Sometimes two minds are better than one. When it came to building this Tampa Bay home, builder Adam Gaudens teamed up with Kevin Steele on the kitchen design to embark on an adventurous collaboration.
The 4,235-square-foot, 4-bedroom, 4½-bathroom residence was completed in October, and working with a fairly tight floor plan (compared to the typical model) made the undertaking a bit of a challenge for the duo. But the kitchen, with its dark wood floor, proved to be one of the home’s most striking spaces—full of bold color blends and inspiration from various time periods.
Steele and Gaudens’ kitchen includes upper and lower Merillat Masterpiece Series cabinets. The upper pieces are maple with Temora doors, done in mushroom paint with a cocoa glaze. The lower cabinets and island have the same makeup as the upper cabinets but with a slate finish, and the café bar is cherry with a vintage onyx finish. “We were trying to go for some sort of a modern rustic approach so that it would appeal more to an older demographic, and this is an upgraded kitchen beyond what most homes would have,” Gaudens says. “It’s a blend of traditional with a modern twist.”

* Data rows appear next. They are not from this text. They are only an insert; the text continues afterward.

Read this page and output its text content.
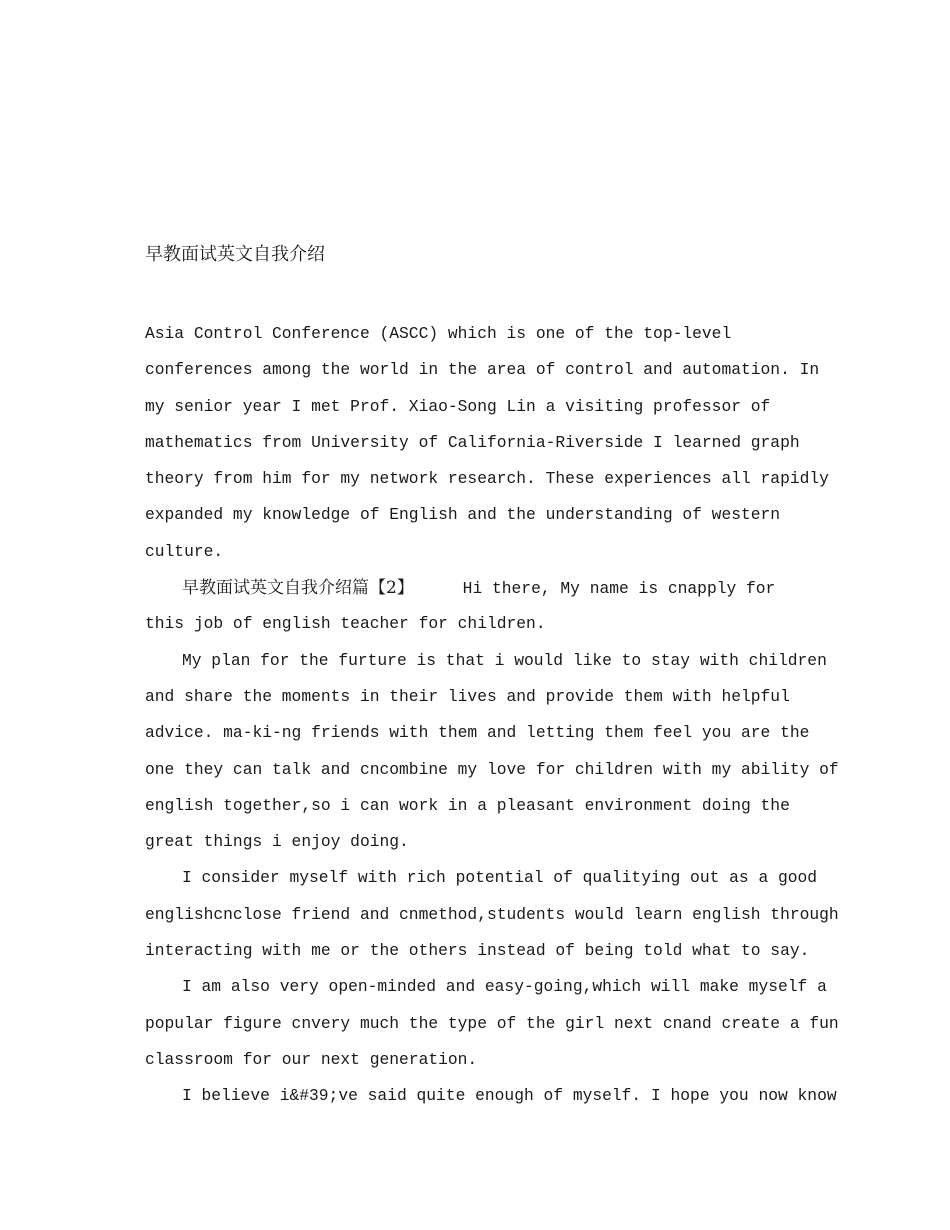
早教面试英文自我介绍
Asia Control Conference (ASCC) which is one of the top-level
conferences among the world in the area of control and automation. In
my senior year I met Prof. Xiao-Song Lin a visiting professor of
mathematics from University of California-Riverside I learned graph
theory from him for my network research. These experiences all rapidly
expanded my knowledge of English and the understanding of western
culture.
早教面试英文自我介绍篇【2】     Hi there, My name is cnapply for
this job of english teacher for children.
My plan for the furture is that i would like to stay with children
and share the moments in their lives and provide them with helpful
advice. ma-ki-ng friends with them and letting them feel you are the
one they can talk and cncombine my love for children with my ability of
english together,so i can work in a pleasant environment doing the
great things i enjoy doing.
I consider myself with rich potential of qualitying out as a good
englishcnclose friend and cnmethod,students would learn english through
interacting with me or the others instead of being told what to say.
I am also very open-minded and easy-going,which will make myself a
popular figure cnvery much the type of the girl next cnand create a fun
classroom for our next generation.
I believe i&#39;ve said quite enough of myself. I hope you now know
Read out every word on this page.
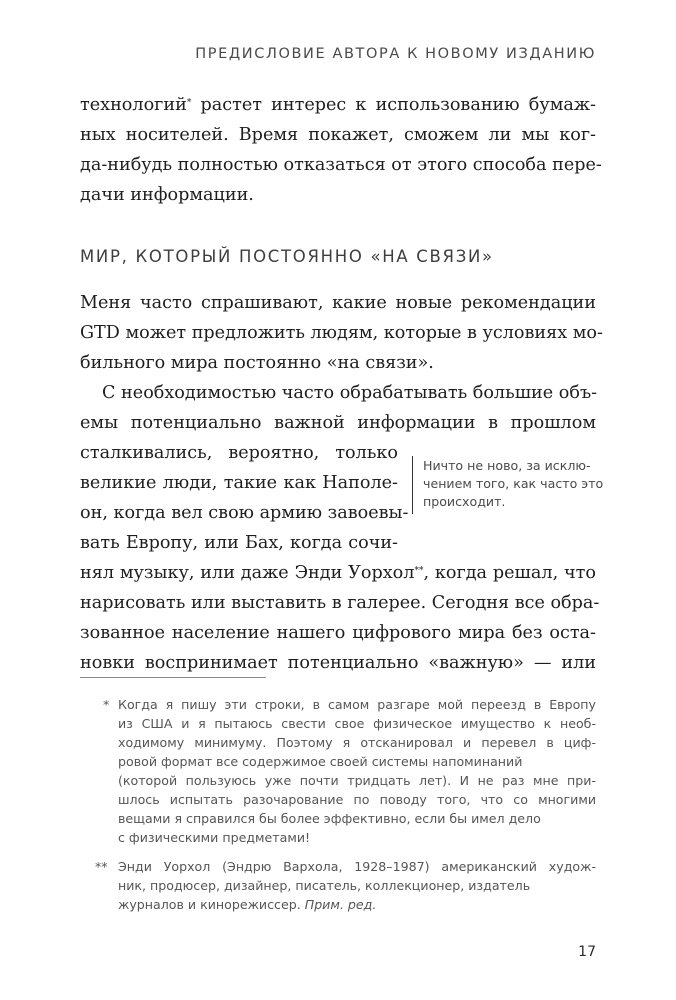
ПРЕДИСЛОВИЕ АВТОРА К НОВОМУ ИЗДАНИЮ
технологий* растет интерес к использованию бумаж-
ных носителей. Время покажет, сможем ли мы ког-
да-нибудь полностью отказаться от этого способа пере-
дачи информации.
МИР, КОТОРЫЙ ПОСТОЯННО «НА СВЯЗИ»
Меня часто спрашивают, какие новые рекомендации
GTD может предложить людям, которые в условиях мо-
бильного мира постоянно «на связи».
С необходимостью часто обрабатывать большие объ-
емы потенциально важной информации в прошлом
сталкивались, вероятно, только
великие люди, такие как Наполе-
он, когда вел свою армию завоевы-
вать Европу, или Бах, когда сочи-
нял музыку, или даже Энди Уорхол**, когда решал, что
нарисовать или выставить в галерее. Сегодня все обра-
зованное население нашего цифрового мира без оста-
новки воспринимает потенциально «важную» — или
Ничто не ново, за исклю-
чением того, как часто это
происходит.
* Когда я пишу эти строки, в самом разгаре мой переезд в Европу
из США и я пытаюсь свести свое физическое имущество к необ-
ходимому минимуму. Поэтому я отсканировал и перевел в циф-
ровой формат все содержимое своей системы напоминаний
(которой пользуюсь уже почти тридцать лет). И не раз мне при-
шлось испытать разочарование по поводу того, что со многими
вещами я справился бы более эффективно, если бы имел дело
с физическими предметами!
** Энди Уорхол (Эндрю Вархола, 1928–1987) американский худож-
ник, продюсер, дизайнер, писатель, коллекционер, издатель
журналов и кинорежиссер. Прим. ред.
17
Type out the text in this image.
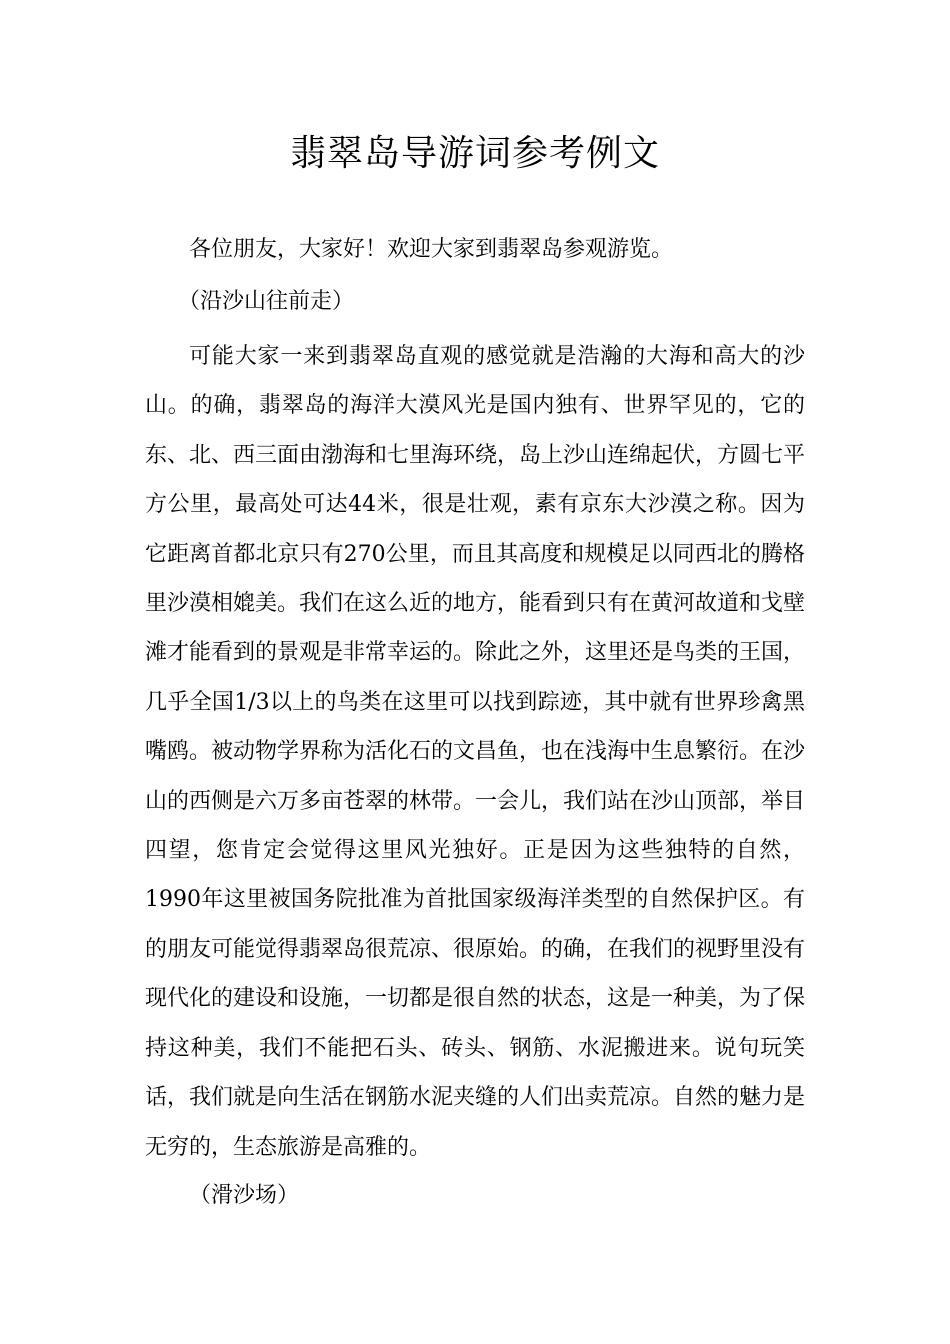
翡翠岛导游词参考例文
各位朋友，大家好！欢迎大家到翡翠岛参观游览。
（沿沙山往前走）
可能大家一来到翡翠岛直观的感觉就是浩瀚的大海和高大的沙山。的确，翡翠岛的海洋大漠风光是国内独有、世界罕见的，它的东、北、西三面由渤海和七里海环绕，岛上沙山连绵起伏，方圆七平方公里，最高处可达44米，很是壮观，素有京东大沙漠之称。因为它距离首都北京只有270公里，而且其高度和规模足以同西北的腾格里沙漠相媲美。我们在这么近的地方，能看到只有在黄河故道和戈壁滩才能看到的景观是非常幸运的。除此之外，这里还是鸟类的王国，几乎全国1/3以上的鸟类在这里可以找到踪迹，其中就有世界珍禽黑嘴鸥。被动物学界称为活化石的文昌鱼，也在浅海中生息繁衍。在沙山的西侧是六万多亩苍翠的林带。一会儿，我们站在沙山顶部，举目四望，您肯定会觉得这里风光独好。正是因为这些独特的自然，1990年这里被国务院批准为首批国家级海洋类型的自然保护区。有的朋友可能觉得翡翠岛很荒凉、很原始。的确，在我们的视野里没有现代化的建设和设施，一切都是很自然的状态，这是一种美，为了保持这种美，我们不能把石头、砖头、钢筋、水泥搬进来。说句玩笑话，我们就是向生活在钢筋水泥夹缝的人们出卖荒凉。自然的魅力是无穷的，生态旅游是高雅的。
（滑沙场）
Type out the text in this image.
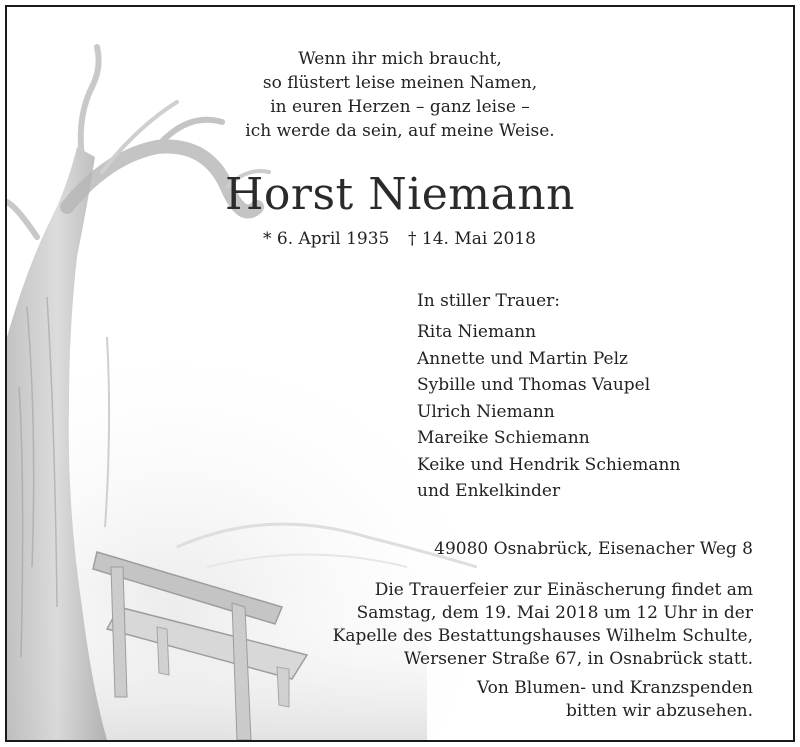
Wenn ihr mich braucht,
so flüstert leise meinen Namen,
in euren Herzen – ganz leise –
ich werde da sein, auf meine Weise.
Horst Niemann
* 6. April 1935 † 14. Mai 2018
In stiller Trauer:
Rita Niemann
Annette und Martin Pelz
Sybille und Thomas Vaupel
Ulrich Niemann
Mareike Schiemann
Keike und Hendrik Schiemann
und Enkelkinder
49080 Osnabrück, Eisenacher Weg 8
Die Trauerfeier zur Einäscherung findet am
Samstag, dem 19. Mai 2018 um 12 Uhr in der
Kapelle des Bestattungshauses Wilhelm Schulte,
Wersener Straße 67, in Osnabrück statt.
Von Blumen- und Kranzspenden
bitten wir abzusehen.
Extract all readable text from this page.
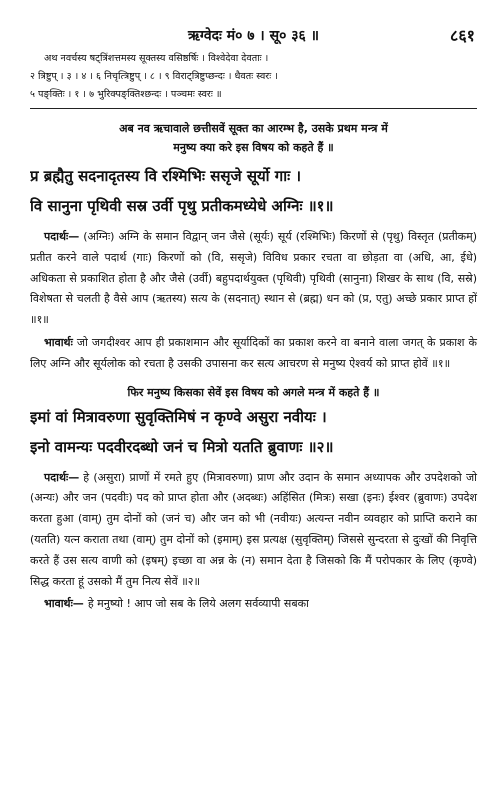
ऋग्वेदः मं० ७ । सू० ३६ ॥	८६१
अथ नवर्चस्य षट्त्रिंशत्तमस्य सूक्तस्य वसिष्ठर्षिः । विश्वेदेवा देवताः ।
२ त्रिष्टुप् । ३ । ४ । ६ निचृत्त्रिष्टुप् । ८ । ९ विराट्त्रिष्टुप्छन्दः । धैवतः स्वरः ।
५ पङ्क्तिः । १ । ७ भुरिक्पङ्क्तिश्छन्दः । पञ्चमः स्वरः ॥
अब नव ऋचावाले छत्तीसवें सूक्त का आरम्भ है, उसके प्रथम मन्त्र में
मनुष्य क्या करे इस विषय को कहते हैं ॥
प्र ब्रह्मैतु सदनादृतस्य वि रश्मिभिः ससृजे सूर्यो गाः ।
वि सानुना पृथिवी सस्र उर्वी पृथु प्रतीकमध्येधे अग्निः ॥१॥
पदार्थः— (अग्निः) अग्नि के समान विद्वान् जन जैसे (सूर्यः) सूर्य (रश्मिभिः) किरणों से (पृथु) विस्तृत (प्रतीकम्) प्रतीत करने वाले पदार्थ (गाः) किरणों को (वि, ससृजे) विविध प्रकार रचता वा छोड़ता वा (अधि, आ, ईधे) अधिकता से प्रकाशित होता है और जैसे (उर्वी) बहुपदार्थयुक्त (पृथिवी) पृथिवी (सानुना) शिखर के साथ (वि, सस्रे) विशेषता से चलती है वैसे आप (ऋतस्य) सत्य के (सदनात्) स्थान से (ब्रह्म) धन को (प्र, एतु) अच्छे प्रकार प्राप्त हों ॥१॥
भावार्थः जो जगदीश्वर आप ही प्रकाशमान और सूर्यादिकों का प्रकाश करने वा बनाने वाला जगत् के प्रकाश के लिए अग्नि और सूर्यलोक को रचता है उसकी उपासना कर सत्य आचरण से मनुष्य ऐश्वर्य को प्राप्त होवें ॥१॥
फिर मनुष्य किसका सेवें इस विषय को अगले मन्त्र में कहते हैं ॥
इमां वां मित्रावरुणा सुवृक्तिमिषं न कृण्वे असुरा नवीयः ।
इनो वामन्यः पदवीरदब्धो जनं च मित्रो यतति ब्रुवाणः ॥२॥
पदार्थः— हे (असुरा) प्राणों में रमते हुए (मित्रावरुणा) प्राण और उदान के समान अध्यापक और उपदेशको जो (अन्यः) और जन (पदवीः) पद को प्राप्त होता और (अदब्धः) अहिंसित (मित्रः) सखा (इनः) ईश्वर (ब्रुवाणः) उपदेश करता हुआ (वाम्) तुम दोनों को (जनं च) और जन को भी (नवीयः) अत्यन्त नवीन व्यवहार को प्राप्ति कराने का (यतति) यत्न कराता तथा (वाम्) तुम दोनों को (इमाम्) इस प्रत्यक्ष (सुवृक्तिम्) जिससे सुन्दरता से दुःखों की निवृत्ति करते हैं उस सत्य वाणी को (इषम्) इच्छा वा अन्न के (न) समान देता है जिसको कि मैं परोपकार के लिए (कृण्वे) सिद्ध करता हूं उसको मैं तुम नित्य सेवें ॥२॥
भावार्थः— हे मनुष्यो ! आप जो सब के लिये अलग सर्वव्यापी सबका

The kitchen cabinets are stacked to the ceiling, and each unit has a textured glass insert that Merillat calls “Styx.” Gaudens chose a tame subway tile for the backsplash, which draws particular attention to the cabinetry.
The island features an exotic granite slab known as Spectrus, which gives the illusion of flowing movement.
“We incorporated a few aesthetically pleasing features in the kitchen, such as bumping cabinets out to give the space a larger feel. Your eyes are drawn to the depth differences that the cabinets create,” Steele says. “The island naturally becomes the focal point of the entire area because of its size and beauty.”
Using three different colors for cabinets that would occupy the same fairly small space was a nontraditional move, but it ultimately worked. “You don’t see a lot of builders mixing two colors, let alone three colors, in one kitchen. These cabinets all ‘touch,’ and that, in itself, is rare and risky if it doesn’t come out right,” Steele says. “Adam also incorporated different color upper and lower cabinets in the same run. The colors really all do complement each other.”
The mushroom paint reveals cream with light gray tones. The slate stain brings out the charcoal accents and the natural characteristics of the wood. The café bar, with its cherry wood and vintage onyx finish, features the multi-step process of sanding, distressing and wormholes to give the cabinetry an aged look and feel. There are also pewter grill inserts on the doors of the tall cabinets in the café bar.
“In the café area, we put in a black cabinet but had that vintage heirloom technique done to it, where it was made rough around the edges. I was going for the Madmen-type scenario with the pewter metal inserts in the door in the café area. I saw that style and color and loved it,” Gaudens says.
Both Steele and Gaudens say the kitchen design wraps up the whole look of the home. “It’s very southwestern on the outside,” Gaudens says. “Which is why we went for a modern western rustic look inside.”